On the other hand, capital assets held for less than one year are taxed at short-term capital gains rates, which is essentially the tax rate of your tax bracket. Lower income taxpayers may have a short-term rate that matches their long-term rate creating an indifference to the benefit of the long-term rate. High income taxpayers would have to pay a short-term capital gains rate of 39.6%. Every capital asset and therefore every bitcoin transaction requires a gain or loss calculation between acquired cost basis and the amount it was sold for. When it comes to large blocks of bitcoin this is no problem but when it comes to everyday purchases, a gain or loss calculation on every $1.79 cup of coffee is a lot of calculating.
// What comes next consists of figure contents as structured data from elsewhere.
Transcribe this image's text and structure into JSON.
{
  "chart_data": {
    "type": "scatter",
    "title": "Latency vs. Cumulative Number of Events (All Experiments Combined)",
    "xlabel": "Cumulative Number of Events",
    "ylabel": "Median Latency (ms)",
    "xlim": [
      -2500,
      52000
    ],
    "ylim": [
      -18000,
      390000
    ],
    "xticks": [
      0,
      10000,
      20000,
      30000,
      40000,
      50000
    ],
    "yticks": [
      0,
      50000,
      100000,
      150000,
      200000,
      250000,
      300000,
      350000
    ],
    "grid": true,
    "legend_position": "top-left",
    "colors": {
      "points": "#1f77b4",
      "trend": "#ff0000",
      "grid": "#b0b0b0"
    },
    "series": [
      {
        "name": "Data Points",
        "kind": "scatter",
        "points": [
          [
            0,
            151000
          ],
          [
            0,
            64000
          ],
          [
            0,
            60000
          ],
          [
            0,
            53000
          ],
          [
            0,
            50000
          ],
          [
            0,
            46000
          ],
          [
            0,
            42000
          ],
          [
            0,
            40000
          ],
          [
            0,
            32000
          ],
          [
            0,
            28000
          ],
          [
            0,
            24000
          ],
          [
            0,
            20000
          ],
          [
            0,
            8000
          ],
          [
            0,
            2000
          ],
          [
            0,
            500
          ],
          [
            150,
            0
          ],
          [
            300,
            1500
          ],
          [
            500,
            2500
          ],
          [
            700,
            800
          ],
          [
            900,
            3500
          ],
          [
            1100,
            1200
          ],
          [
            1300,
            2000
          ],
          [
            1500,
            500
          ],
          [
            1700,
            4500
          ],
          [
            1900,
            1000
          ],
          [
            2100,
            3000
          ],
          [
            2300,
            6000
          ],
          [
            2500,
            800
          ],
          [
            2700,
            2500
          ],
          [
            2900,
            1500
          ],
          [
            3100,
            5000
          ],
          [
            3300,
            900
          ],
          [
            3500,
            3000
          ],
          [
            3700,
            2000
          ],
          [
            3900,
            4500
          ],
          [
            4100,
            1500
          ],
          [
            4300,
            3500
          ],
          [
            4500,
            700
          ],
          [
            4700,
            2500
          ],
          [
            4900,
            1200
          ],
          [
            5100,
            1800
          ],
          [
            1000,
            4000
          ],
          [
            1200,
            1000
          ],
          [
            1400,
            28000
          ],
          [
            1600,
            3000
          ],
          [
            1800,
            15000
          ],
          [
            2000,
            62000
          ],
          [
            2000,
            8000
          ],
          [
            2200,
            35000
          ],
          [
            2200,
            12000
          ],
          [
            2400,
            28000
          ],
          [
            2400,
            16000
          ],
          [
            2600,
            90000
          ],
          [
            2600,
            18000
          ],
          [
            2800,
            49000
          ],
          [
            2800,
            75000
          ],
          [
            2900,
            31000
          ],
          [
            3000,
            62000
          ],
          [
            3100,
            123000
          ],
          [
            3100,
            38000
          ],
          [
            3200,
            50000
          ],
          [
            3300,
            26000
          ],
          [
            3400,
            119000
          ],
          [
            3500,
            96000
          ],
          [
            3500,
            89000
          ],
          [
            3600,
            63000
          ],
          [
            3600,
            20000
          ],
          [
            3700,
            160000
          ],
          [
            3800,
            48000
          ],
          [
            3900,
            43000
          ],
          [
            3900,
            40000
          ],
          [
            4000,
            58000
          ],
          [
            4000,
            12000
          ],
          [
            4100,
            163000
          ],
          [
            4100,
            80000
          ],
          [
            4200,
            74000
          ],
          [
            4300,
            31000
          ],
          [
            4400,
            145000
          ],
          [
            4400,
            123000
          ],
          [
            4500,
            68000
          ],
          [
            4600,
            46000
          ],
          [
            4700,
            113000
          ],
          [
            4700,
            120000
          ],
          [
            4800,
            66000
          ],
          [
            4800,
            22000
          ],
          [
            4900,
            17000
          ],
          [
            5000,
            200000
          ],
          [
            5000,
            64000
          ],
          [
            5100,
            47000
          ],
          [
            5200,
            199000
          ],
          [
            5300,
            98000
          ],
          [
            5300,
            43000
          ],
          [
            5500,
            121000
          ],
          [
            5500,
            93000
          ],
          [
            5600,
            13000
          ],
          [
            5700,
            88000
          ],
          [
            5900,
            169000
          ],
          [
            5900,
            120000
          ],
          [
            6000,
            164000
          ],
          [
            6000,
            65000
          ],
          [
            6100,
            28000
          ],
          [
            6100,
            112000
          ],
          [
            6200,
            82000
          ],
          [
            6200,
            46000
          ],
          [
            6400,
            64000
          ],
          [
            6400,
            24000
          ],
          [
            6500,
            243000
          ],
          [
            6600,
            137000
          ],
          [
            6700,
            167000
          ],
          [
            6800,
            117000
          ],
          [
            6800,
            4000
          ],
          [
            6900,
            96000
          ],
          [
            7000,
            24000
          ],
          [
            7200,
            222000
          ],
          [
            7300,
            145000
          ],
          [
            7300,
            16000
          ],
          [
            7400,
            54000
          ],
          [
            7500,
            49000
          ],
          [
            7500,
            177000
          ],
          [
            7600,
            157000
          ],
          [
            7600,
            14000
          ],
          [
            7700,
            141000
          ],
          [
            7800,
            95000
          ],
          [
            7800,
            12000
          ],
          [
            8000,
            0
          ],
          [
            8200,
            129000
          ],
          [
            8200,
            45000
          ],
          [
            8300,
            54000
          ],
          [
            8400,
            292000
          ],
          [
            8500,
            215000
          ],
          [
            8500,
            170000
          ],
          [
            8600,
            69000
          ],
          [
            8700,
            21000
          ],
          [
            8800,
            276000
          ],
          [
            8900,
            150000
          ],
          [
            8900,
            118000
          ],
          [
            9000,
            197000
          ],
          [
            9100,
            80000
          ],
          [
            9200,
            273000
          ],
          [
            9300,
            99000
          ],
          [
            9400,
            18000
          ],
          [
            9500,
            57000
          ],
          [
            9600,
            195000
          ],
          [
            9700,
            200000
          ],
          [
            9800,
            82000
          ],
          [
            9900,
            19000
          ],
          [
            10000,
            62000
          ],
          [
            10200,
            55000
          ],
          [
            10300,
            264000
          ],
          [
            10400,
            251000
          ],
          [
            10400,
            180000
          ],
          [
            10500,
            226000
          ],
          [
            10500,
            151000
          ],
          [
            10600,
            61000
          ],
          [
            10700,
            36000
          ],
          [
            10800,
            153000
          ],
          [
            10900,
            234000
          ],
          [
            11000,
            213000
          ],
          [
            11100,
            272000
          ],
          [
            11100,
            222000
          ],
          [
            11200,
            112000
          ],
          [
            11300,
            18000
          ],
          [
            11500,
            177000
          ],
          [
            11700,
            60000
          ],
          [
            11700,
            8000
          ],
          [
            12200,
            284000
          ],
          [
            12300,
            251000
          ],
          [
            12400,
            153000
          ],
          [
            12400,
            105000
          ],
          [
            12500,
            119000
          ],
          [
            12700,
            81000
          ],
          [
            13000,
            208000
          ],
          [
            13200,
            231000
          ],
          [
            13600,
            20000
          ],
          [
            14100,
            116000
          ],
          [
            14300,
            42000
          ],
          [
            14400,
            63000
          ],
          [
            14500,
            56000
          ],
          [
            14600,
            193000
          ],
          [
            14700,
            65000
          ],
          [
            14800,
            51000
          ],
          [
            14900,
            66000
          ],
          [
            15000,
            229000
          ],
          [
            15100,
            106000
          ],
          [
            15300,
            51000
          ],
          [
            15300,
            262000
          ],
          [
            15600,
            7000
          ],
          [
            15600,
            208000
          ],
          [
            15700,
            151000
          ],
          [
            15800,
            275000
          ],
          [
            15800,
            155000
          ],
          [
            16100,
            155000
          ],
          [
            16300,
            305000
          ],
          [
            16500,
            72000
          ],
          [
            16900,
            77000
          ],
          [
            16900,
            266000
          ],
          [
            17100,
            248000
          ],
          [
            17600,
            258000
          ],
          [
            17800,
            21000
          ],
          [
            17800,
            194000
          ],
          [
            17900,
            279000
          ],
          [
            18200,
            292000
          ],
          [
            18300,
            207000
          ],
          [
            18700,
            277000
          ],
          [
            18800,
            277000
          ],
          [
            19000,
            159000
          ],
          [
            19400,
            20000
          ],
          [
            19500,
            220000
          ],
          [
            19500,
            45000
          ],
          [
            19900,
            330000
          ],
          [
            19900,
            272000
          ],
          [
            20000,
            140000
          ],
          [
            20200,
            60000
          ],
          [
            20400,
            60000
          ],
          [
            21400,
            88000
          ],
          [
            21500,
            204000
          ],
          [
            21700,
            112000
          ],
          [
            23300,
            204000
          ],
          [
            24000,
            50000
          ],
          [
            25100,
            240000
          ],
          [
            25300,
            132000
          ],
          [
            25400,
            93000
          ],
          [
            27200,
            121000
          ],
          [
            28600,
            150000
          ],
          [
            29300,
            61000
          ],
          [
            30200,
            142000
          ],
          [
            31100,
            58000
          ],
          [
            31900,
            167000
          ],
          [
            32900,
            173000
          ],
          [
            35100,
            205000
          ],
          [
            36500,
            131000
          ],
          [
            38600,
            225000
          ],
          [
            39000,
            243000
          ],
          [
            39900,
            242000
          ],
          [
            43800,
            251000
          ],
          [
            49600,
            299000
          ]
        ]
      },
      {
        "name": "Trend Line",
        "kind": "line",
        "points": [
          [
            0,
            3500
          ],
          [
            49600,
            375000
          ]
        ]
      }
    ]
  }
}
Both individuals and businesses are subject to these rules. Therefore, whether you use bitcoin as an everyday currency, hold it for the long-term as a portfolio play, accept bitcoin as a merchant, or buy business products or other useful assets, every bitcoin transaction requires basis tracking and a corresponding gain and loss calculation. The good news is several platforms such as coinCPA.com, Libratax.com and Coinreporting.com provide tools to help with these calculations.
Other tax applications
When contractors or employees are paid in bitcoin or other digital currencies, a US dollar equivalent conversion has to be made on the date of the bitcoin payment. The total of these conversion amounts are still reported on 1099s and W-2s the same old way. The medium of exchange doesn't change the "substance over form test," thereby supporting a logical application by the IRS. Bitcoin miners currently earn 25 bitcoins when they successfully solve a block of transactions which means they get paid for supplying computing power to the Bitcoin network. This revenue, worth about $8,250 at the time of this writing, is considered ordinary income the same as any other business that generates revenue from selling goods or services.
The wheel of compliance
The taxation of bitcoin is fairly logical based on the IRS property rules even if folks don't like their legal tender property conclusion. Bitcoin taxation may seem like a gift, a compliance burden, or a combination of the two; however, it's just another cog in the overall wheel of compliance. Think of the benefits as a bonus and the extra compliance as another day at the office. Businesses can also accept bitcoin with an instant fiat conversion resulting in no tax liability. The benefits of bitcoin far outweigh the cost of taxation for both individuals and businesses so give yourself the gift of bitcoins to start the New Year.